Hence, to deliver quality by focusing on what being developed and it's side effect is really important. Skipping a single configuration or not thinking about backward compatibility results in mistakes. These mistakes are identified by doing RCA of defects on production and keeping notes to avoid this in future.
Learning from mistakes, understanding where ball was dropped and keeping your head high is important ( and necessary) otherwise doing repetitive mistakes leads to loss of trust, disbelief and fear for the software running on production.
We learn from failure, not from success! ― Bram Stoker
Understanding System/Technology Stack
Do you know testing a project without knowing the underlying technology stack or system architecture, is just like turning on TV, navigating through few channels and turning it off. Sound too simple, isn't it.

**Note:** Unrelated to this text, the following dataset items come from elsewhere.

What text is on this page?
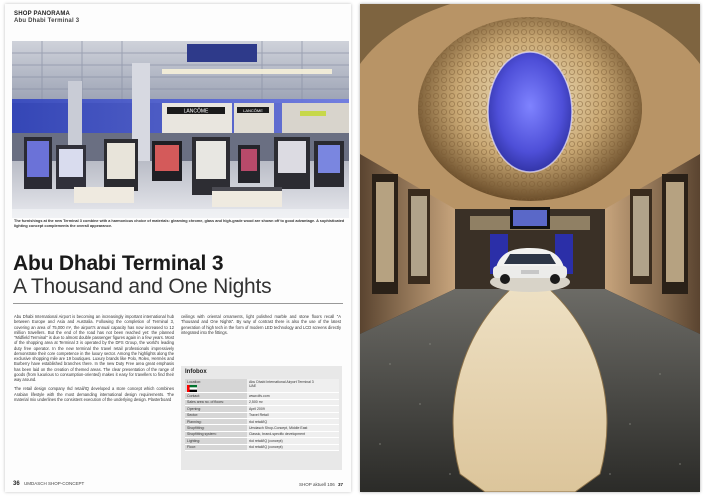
SHOP PANORAMA
Abu Dhabi Terminal 3
LANCÔME	LANCÔME
The furnishings at the new Terminal 3 combine with a harmonious choice of materials: gleaming chrome, glass and high-grade wood are shown off to good advantage. A sophisticated lighting concept complements the overall appearance.
Abu Dhabi Terminal 3
A Thousand and One Nights

Abu Dhabi International Airport is becoming an increasingly important international hub between Europe and Asia and Australia. Following the completion of Terminal 3, covering an area of 75,000 m², the airport's annual capacity has now increased to 12 million travellers. But the end of the road has not been reached yet: the planned "Midfield Terminal" is due to almost double passenger figures again in a few years. Most of the shopping area at Terminal 3 is operated by the DFS Group, the world's leading duty free operator. In the new terminal the travel retail professionals impressively demonstrate their core competence in the luxury sector. Among the highlights along the exclusive shopping mile are 19 boutiques. Luxury brands like Polo, Rolex, Hermès and Burberry have established branches there. In the new Duty Free area great emphasis has been laid on the creation of themed areas. The clear presentation of the range of goods (from luxurious to consumption-oriented) makes it easy for travellers to find their way around.

The retail design company rkd retail/IQ developed a store concept which combines Arabian lifestyle with the most demanding international design requirements. The material mix underlines the consistent execution of the underlying design. Plasterboard

ceilings with oriental ornaments, light polished marble and stone floors recall "A Thousand and One Nights". By way of contrast there is also the use of the latest generation of high tech in the form of modern LED technology and LCD screens directly integrated into the fittings.

Infobox
Location:	Abu Dhabi International Airport Terminal 3
UAE

Contact:	www.dfs.com
Sales area no. of floors:	2,500 m²
Opening:	April 2009
Sector:	Travel Retail
Planning:	rkd retail/IQ
Shopfitting:	Umdasch Shop-Concept, Middle East
Shopfitting system:	Classic, brand-specific development
Lighting:	rkd retail/IQ (concept)
Floor:	rkd retail/IQ (concept)
36 UMDASCH SHOP-CONCEPT	SHOP aktuell 106 37
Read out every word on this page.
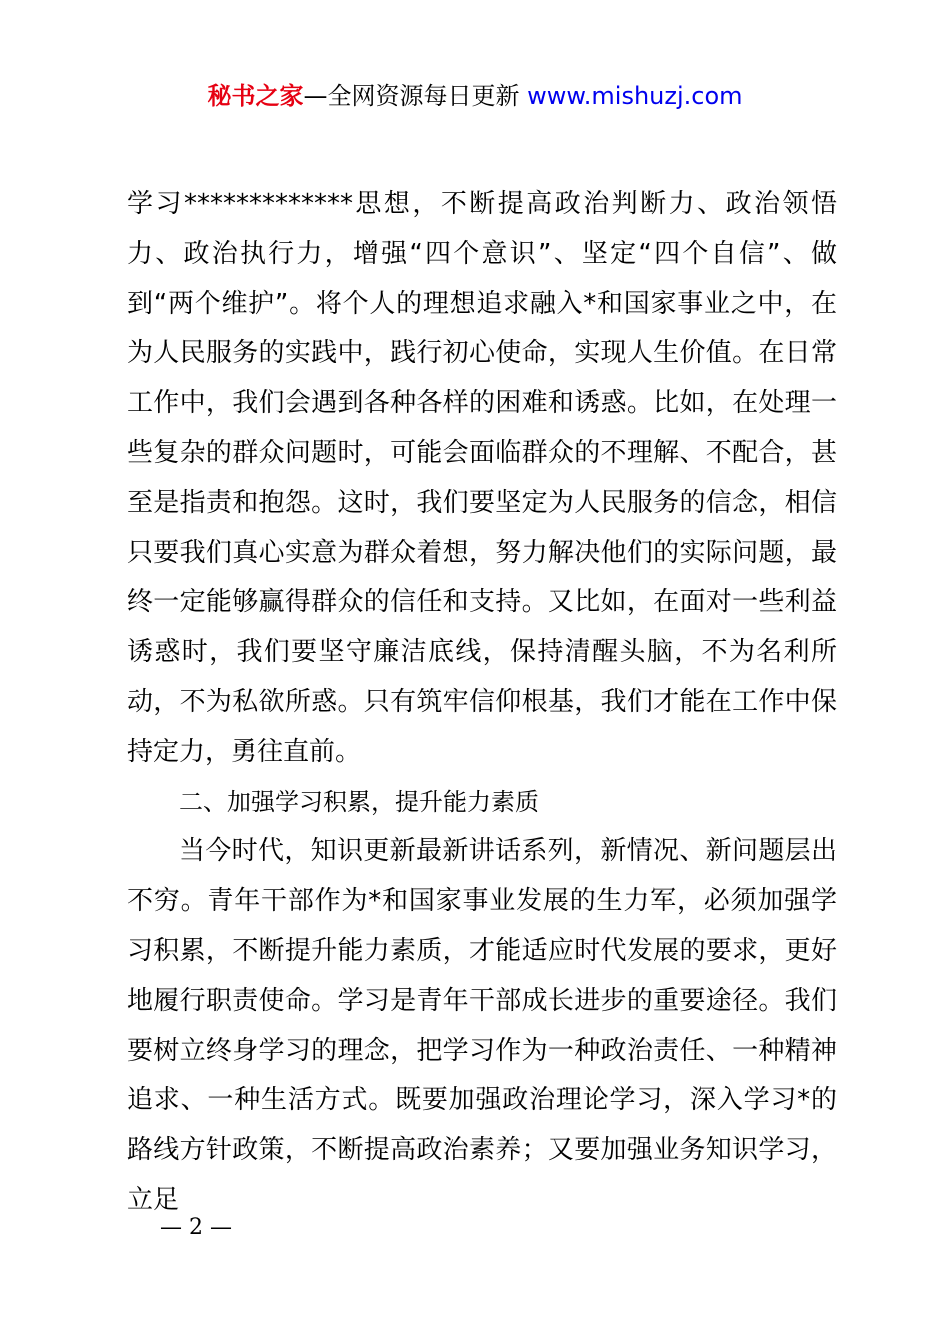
秘书之家—全网资源每日更新 www.mishuzj.com

学习*************思想，不断提高政治判断力、政治领悟力、政治执行力，增强“四个意识”、坚定“四个自信”、做到“两个维护”。将个人的理想追求融入*和国家事业之中，在为人民服务的实践中，践行初心使命，实现人生价值。在日常工作中，我们会遇到各种各样的困难和诱惑。比如，在处理一些复杂的群众问题时，可能会面临群众的不理解、不配合，甚至是指责和抱怨。这时，我们要坚定为人民服务的信念，相信只要我们真心实意为群众着想，努力解决他们的实际问题，最终一定能够赢得群众的信任和支持。又比如，在面对一些利益诱惑时，我们要坚守廉洁底线，保持清醒头脑，不为名利所动，不为私欲所惑。只有筑牢信仰根基，我们才能在工作中保持定力，勇往直前。

二、加强学习积累，提升能力素质

当今时代，知识更新最新讲话系列，新情况、新问题层出不穷。青年干部作为*和国家事业发展的生力军，必须加强学习积累，不断提升能力素质，才能适应时代发展的要求，更好地履行职责使命。学习是青年干部成长进步的重要途径。我们要树立终身学习的理念，把学习作为一种政治责任、一种精神追求、一种生活方式。既要加强政治理论学习，深入学习*的路线方针政策，不断提高政治素养；又要加强业务知识学习，立足

— 2 —
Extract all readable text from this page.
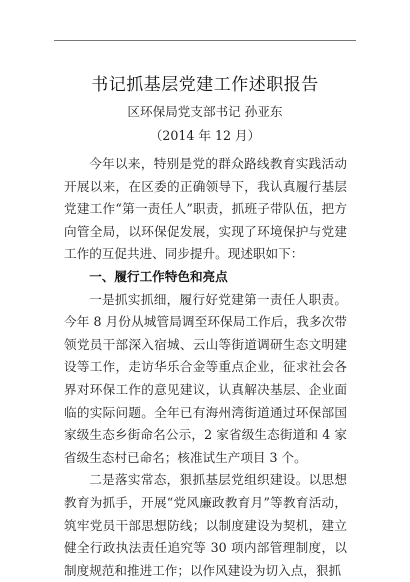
书记抓基层党建工作述职报告
区环保局党支部书记 孙亚东
（2014 年 12 月）

今年以来，特别是党的群众路线教育实践活动开展以来，在区委的正确领导下，我认真履行基层党建工作“第一责任人”职责，抓班子带队伍，把方向管全局，以环保促发展，实现了环境保护与党建工作的互促共进、同步提升。现述职如下：

一、履行工作特色和亮点

一是抓实抓细，履行好党建第一责任人职责。今年 8 月份从城管局调至环保局工作后，我多次带领党员干部深入宿城、云山等街道调研生态文明建设等工作，走访华乐合金等重点企业，征求社会各界对环保工作的意见建议，认真解决基层、企业面临的实际问题。全年已有海州湾街道通过环保部国家级生态乡街命名公示，2 家省级生态街道和 4 家省级生态村已命名；核准试生产项目 3 个。

二是落实常态，狠抓基层党组织建设。以思想教育为抓手，开展“党风廉政教育月”等教育活动，筑牢党员干部思想防线；以制度建设为契机，建立健全行政执法责任追究等 30 项内部管理制度，以制度规范和推进工作；以作风建设为切入点，狠抓
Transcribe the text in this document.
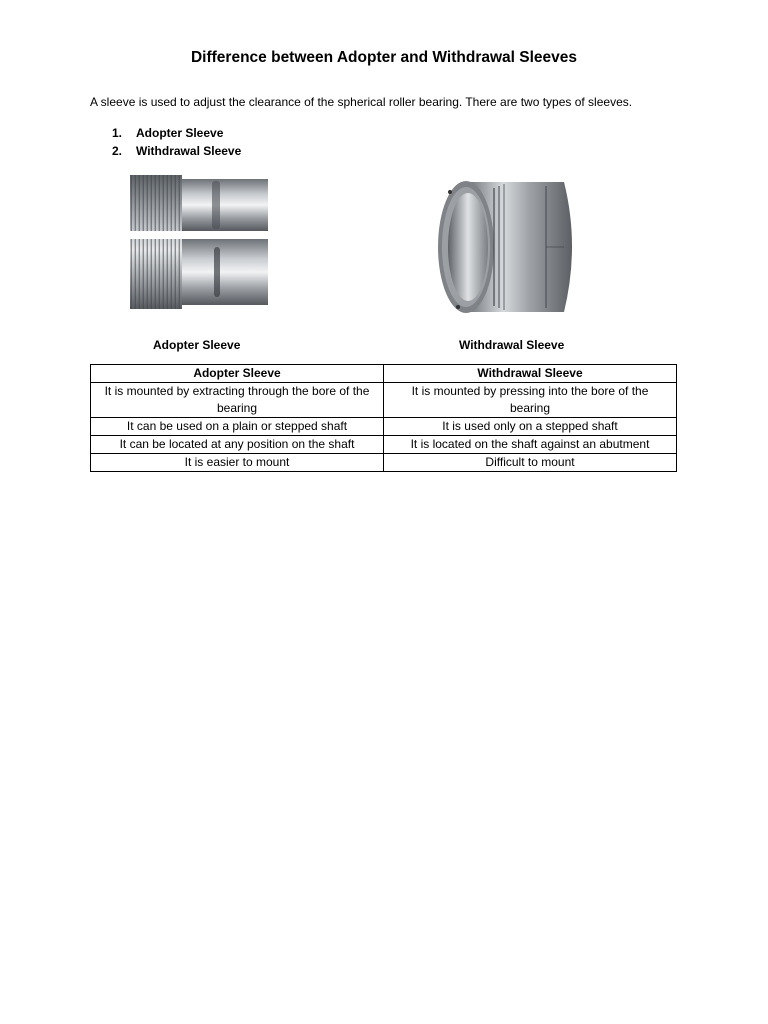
Difference between Adopter and Withdrawal Sleeves
A sleeve is used to adjust the clearance of the spherical roller bearing. There are two types of sleeves.
1. Adopter Sleeve
2. Withdrawal Sleeve
Adopter Sleeve	Withdrawal Sleeve
Adopter Sleeve	Withdrawal Sleeve
It is mounted by extracting through the bore of the bearing	It is mounted by pressing into the bore of the bearing
It can be used on a plain or stepped shaft	It is used only on a stepped shaft
It can be located at any position on the shaft	It is located on the shaft against an abutment
It is easier to mount	Difficult to mount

In modern days, with large complex systems (monolith or micro services based), the scope of testing and coverage has increased. For example, sign-in/out flow may be integrated with 3rd SSO provider like Auth0 or social logins (FB, Google). Now, without knowing how our system communicate with them, will result in skipping integration failure scenarios. Another scenario can be display of product list on website, which is fetched from API gateway, which further is integrated with multiple sellers of these products. In case of failures at any point, if we are not aware about system architecture, we won't be able to identify, debug or test this case
Embracing Programming
Programming, Coding & Debugging is developer's job. - Why should I care about it? Why tester needs to know programming at all? Such questions are quite common and even I have experienced same.
But the answer is to test our system thoroughly, uncovering cases which are not possible by just doing blackbox testing. Also, when it comes to test automation, writing/validating databases queries for ETL systems, doing performance testing, identifying security vulnerabilities.
Your testing skills can be excellent and are independent of your programming skills. Thus, embracing programming is an optional thing. However, having things, that will strengthen your skills isn't a bad thing. It will sharp your testing mindset, giving you directions to perform advance analysis, which in turn, will assist you in uncovering new testable areas.
Continuous Learning
Ultimately, it's all about learning and doing things consistently. Same goes for Software Testing. It doesn't limits to one specific domain or technical skill or direction.
I believe, doing testing is way more dynamic, diverse and challenging.
Seeing the technology revolutionising day by day, there is no way that learning will cease.